Смотри также Оклеветанный, посаженный, но не сдавшийсяВ Пушкинском доме был секретарь, член партии, не помню его фамилию, но очень милый человек, сердечный. Не великий ученый, но просто приятный, добросовестный человек, который исполнял свой долг. Другой американец приехал через два месяца и сказал мне: "Вы знаете Михаила?" – "Да". – "Вы знаете, что он коммунист?" Я сказал: "Да". – "Он такой милый человек, как это возможно?"

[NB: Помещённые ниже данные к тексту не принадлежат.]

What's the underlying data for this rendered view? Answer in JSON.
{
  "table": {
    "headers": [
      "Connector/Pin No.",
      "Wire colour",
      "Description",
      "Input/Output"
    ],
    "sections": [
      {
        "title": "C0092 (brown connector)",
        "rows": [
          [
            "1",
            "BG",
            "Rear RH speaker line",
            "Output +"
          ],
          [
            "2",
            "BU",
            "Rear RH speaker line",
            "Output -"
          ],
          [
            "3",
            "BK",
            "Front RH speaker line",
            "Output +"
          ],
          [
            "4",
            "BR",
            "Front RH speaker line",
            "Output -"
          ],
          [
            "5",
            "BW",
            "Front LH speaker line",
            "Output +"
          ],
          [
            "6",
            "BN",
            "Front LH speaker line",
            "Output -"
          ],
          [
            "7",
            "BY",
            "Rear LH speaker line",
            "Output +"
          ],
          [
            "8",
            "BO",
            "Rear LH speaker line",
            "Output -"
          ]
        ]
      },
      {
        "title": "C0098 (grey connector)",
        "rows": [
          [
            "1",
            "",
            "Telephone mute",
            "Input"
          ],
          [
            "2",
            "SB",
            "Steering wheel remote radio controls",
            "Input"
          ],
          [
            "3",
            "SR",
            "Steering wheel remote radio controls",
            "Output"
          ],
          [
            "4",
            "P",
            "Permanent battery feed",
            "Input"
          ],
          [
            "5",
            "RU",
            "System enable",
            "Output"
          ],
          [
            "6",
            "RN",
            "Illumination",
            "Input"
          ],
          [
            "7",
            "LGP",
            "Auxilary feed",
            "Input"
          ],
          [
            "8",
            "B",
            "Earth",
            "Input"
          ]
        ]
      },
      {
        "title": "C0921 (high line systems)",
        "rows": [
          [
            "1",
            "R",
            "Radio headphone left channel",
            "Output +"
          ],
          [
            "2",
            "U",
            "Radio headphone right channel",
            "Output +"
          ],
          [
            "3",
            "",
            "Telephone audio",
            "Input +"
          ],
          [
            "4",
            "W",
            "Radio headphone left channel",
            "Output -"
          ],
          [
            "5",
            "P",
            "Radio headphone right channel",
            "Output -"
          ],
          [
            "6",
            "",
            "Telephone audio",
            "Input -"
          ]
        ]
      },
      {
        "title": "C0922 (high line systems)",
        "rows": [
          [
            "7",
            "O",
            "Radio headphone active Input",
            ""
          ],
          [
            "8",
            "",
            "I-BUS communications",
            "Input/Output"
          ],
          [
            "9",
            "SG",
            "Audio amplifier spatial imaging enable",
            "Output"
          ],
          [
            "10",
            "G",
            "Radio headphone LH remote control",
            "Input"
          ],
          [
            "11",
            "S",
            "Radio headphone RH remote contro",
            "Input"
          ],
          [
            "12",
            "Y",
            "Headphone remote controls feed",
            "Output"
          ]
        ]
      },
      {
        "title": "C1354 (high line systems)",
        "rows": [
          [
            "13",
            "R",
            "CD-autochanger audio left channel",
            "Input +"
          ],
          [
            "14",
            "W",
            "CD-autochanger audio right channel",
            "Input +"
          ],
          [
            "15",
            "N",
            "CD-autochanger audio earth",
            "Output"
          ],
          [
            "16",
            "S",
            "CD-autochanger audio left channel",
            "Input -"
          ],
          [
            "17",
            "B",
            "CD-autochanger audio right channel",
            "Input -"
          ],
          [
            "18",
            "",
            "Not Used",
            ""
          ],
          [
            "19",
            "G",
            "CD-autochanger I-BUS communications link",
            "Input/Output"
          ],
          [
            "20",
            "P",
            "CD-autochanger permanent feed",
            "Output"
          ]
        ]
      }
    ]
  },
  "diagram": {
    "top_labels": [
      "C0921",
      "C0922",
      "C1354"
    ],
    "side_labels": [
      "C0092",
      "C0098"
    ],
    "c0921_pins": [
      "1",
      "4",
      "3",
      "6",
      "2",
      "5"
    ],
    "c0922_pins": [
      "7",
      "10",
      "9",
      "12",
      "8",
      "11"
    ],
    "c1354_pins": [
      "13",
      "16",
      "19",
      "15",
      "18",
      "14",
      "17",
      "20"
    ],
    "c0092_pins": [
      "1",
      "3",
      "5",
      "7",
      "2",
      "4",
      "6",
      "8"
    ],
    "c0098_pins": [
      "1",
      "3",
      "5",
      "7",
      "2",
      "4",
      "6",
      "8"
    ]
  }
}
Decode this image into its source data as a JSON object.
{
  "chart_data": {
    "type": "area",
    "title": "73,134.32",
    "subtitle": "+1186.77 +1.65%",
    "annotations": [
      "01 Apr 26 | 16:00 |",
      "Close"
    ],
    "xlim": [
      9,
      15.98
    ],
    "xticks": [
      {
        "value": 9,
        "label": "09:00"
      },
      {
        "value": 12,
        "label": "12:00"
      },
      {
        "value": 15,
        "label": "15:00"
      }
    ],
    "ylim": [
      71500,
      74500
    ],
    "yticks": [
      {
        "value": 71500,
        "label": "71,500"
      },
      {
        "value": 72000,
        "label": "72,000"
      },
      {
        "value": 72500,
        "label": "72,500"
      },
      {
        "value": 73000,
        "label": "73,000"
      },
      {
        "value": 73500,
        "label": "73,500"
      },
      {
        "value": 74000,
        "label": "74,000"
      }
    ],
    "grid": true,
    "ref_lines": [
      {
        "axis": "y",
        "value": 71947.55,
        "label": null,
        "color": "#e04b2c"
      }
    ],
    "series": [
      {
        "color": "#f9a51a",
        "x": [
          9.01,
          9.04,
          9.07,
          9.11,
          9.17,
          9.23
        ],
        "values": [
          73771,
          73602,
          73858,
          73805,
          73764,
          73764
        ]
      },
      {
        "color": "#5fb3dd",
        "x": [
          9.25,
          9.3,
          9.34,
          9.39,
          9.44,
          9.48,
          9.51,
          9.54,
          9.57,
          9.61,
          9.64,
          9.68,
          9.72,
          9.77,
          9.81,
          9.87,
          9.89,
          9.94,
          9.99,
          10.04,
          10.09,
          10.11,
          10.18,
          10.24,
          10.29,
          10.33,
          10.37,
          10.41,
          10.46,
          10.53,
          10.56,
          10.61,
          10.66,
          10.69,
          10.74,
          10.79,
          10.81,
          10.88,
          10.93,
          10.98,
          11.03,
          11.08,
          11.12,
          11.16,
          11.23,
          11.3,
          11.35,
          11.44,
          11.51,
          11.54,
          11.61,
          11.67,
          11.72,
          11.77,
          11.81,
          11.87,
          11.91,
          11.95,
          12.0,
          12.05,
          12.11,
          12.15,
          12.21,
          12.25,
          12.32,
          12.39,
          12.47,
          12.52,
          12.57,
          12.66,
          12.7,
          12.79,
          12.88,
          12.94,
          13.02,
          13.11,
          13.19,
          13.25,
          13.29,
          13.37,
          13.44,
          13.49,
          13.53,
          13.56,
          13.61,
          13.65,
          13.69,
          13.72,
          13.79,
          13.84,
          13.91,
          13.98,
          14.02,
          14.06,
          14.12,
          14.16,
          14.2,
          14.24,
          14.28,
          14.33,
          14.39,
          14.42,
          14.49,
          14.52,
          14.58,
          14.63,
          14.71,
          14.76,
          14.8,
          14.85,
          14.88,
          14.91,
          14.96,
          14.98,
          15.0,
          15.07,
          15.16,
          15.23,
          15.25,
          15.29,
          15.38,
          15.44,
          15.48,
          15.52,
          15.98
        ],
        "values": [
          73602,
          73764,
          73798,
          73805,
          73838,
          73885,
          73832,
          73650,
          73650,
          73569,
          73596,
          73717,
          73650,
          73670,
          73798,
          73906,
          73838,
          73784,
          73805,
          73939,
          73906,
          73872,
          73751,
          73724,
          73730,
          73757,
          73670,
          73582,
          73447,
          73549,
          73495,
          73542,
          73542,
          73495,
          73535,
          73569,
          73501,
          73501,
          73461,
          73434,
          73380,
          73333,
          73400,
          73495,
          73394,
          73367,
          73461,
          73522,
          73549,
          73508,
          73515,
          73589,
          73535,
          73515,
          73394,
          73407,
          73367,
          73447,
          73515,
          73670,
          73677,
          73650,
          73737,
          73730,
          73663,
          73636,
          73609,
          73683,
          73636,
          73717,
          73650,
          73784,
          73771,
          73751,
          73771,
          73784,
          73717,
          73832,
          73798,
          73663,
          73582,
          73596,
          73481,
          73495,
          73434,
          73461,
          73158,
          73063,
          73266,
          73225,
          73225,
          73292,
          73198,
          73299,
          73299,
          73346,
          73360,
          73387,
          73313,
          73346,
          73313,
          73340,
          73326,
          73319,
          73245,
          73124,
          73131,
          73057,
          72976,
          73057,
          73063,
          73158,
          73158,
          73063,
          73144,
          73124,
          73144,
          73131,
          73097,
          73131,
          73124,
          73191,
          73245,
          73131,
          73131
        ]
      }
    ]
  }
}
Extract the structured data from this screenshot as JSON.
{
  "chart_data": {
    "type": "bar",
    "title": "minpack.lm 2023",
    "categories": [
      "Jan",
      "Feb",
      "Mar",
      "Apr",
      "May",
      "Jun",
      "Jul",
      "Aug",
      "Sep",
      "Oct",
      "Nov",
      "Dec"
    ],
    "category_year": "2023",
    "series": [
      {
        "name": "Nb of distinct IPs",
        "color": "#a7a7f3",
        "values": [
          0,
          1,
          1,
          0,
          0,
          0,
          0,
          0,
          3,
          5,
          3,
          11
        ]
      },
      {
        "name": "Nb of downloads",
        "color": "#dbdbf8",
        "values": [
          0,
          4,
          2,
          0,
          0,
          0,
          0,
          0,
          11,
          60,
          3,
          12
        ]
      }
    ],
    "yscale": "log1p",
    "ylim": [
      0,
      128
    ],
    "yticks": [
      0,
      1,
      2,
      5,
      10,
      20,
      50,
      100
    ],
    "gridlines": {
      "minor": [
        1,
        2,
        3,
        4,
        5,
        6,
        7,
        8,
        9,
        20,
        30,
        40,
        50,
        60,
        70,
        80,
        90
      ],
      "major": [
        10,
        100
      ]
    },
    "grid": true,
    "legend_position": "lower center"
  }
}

Фрост мечтал посоветовать Хрущеву, как править Россией
А с обыкновенными русскими мне встречаться было строго запрещено. За мной следили круглые сутки. 7 ноября была большая конференция, меня пригласили, я выступил, на русском языке хвалил гуманизм, сказал, что надо в более широком плане думать об истории, о литературе, думать о человеческих взаимоотношениях и так далее. Закончил речь, и сразу же три больших мужчины просто меня сняли со сцены. Потом был какой-то официальный обед, я поехал. Я сказал этому будто бы хозяину Академии: "Вы знаете, почему за мной следят постоянно? Почему такая машина позади нас? Смотрите". Человек 30 были заняты все время, следили, покупаю я молоко или апельсиновый сок.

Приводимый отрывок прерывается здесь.